Des paroles aux actes, il n’y a qu’une mince frontière que le directeur aurait franchi plus d’une fois, notamment avec les élèves. « Il embrassait beaucoup les enfants, notamment une élève de onze ans qui disait qu’elle n’aimait pas ça et que cela la gênait », confie Kathleen. « Tous les matins je le trouvais au petit déjeuner comme s’il attendait exprès de nous faire la bise, bise que nous évitions de plus en plus au fur et à mesure du stage tant elle était désagréable », se souvient Nathalie*, professeure qui a porté plainte. Un rituel confirmé par Stéphanie* : « Il faisait la bise tous les matins aux élèves et mettait sa main sur la nuque ou écartait les cheveux des jeunes filles. » 

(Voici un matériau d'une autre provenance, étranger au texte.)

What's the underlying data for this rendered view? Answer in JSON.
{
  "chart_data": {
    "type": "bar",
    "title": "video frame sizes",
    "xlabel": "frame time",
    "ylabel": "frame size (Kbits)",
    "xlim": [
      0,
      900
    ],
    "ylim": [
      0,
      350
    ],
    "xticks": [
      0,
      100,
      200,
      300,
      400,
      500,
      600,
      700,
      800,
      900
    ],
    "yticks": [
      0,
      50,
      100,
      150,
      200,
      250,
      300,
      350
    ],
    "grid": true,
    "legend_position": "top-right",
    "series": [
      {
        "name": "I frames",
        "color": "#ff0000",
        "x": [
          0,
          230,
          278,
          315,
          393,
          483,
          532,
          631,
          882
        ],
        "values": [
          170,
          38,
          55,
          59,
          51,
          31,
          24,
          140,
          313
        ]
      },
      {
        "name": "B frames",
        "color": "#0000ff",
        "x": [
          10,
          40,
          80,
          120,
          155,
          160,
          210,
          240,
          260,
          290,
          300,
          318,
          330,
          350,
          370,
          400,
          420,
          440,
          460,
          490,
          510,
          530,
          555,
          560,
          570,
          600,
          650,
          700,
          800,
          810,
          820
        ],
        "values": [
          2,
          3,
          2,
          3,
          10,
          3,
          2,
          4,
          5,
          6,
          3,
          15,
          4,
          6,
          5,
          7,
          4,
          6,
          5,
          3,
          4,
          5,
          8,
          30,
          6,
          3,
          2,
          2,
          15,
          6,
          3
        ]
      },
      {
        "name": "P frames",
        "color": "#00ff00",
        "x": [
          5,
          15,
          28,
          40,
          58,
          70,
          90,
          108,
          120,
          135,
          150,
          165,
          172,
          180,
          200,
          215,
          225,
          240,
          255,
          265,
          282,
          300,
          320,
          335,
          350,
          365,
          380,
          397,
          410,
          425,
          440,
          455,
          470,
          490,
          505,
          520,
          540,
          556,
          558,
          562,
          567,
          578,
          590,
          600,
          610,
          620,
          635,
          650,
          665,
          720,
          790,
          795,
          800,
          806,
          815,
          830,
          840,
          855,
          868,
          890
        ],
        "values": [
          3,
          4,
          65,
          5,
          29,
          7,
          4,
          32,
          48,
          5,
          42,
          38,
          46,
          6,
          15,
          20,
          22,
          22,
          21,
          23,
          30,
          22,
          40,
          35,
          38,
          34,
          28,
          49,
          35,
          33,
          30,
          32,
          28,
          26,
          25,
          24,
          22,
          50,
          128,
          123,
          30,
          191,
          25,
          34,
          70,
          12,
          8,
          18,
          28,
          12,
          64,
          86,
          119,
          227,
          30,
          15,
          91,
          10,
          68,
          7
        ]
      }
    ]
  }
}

Des « ragots de poubelle »

Des contacts physiques qui seraient allés jusqu’à des « claques sur les cuisses et les fesses » de Kathleen, alors âgée de 24 ans. L’accusé, interrogé par Mediabask, avance des « ragots de poubelle » face à ces propos. Pour lui, la jeune femme est une « aguicheuse » et le problème viendrait de sa tenue vestimentaire : une jupe « au ras du cul » et un décolleté « je ne vous dis pas comment ».

Le Bordelais de 76 ans aurait souvent répété pendant le stage qu’il n’a « jamais touché à une mineure ». Aujourd’hui, il clame son innocence, réclamant des « preuves ». Une enquête est toujours en cours, une autre est revenue entre les mains du procureur, et selon une source proche du dossier, un juge d’instruction a été saisi. Les victimes interrogées veulent principalement une chose : que le stage, qui se déroule à la Maison diocésaine de Bayonne et les cours, au conservatoire, n'ait pas lieu cet été. Pour le moment, selon les informations de Mediabask, la convention pour la mise à disposition des locaux côté conservatoire n'est pas signée, mais du côté de la Maison diocésaine, les chambre sont déjà pré-réservées tant que les accusations à son encontre ne sont pas avérées.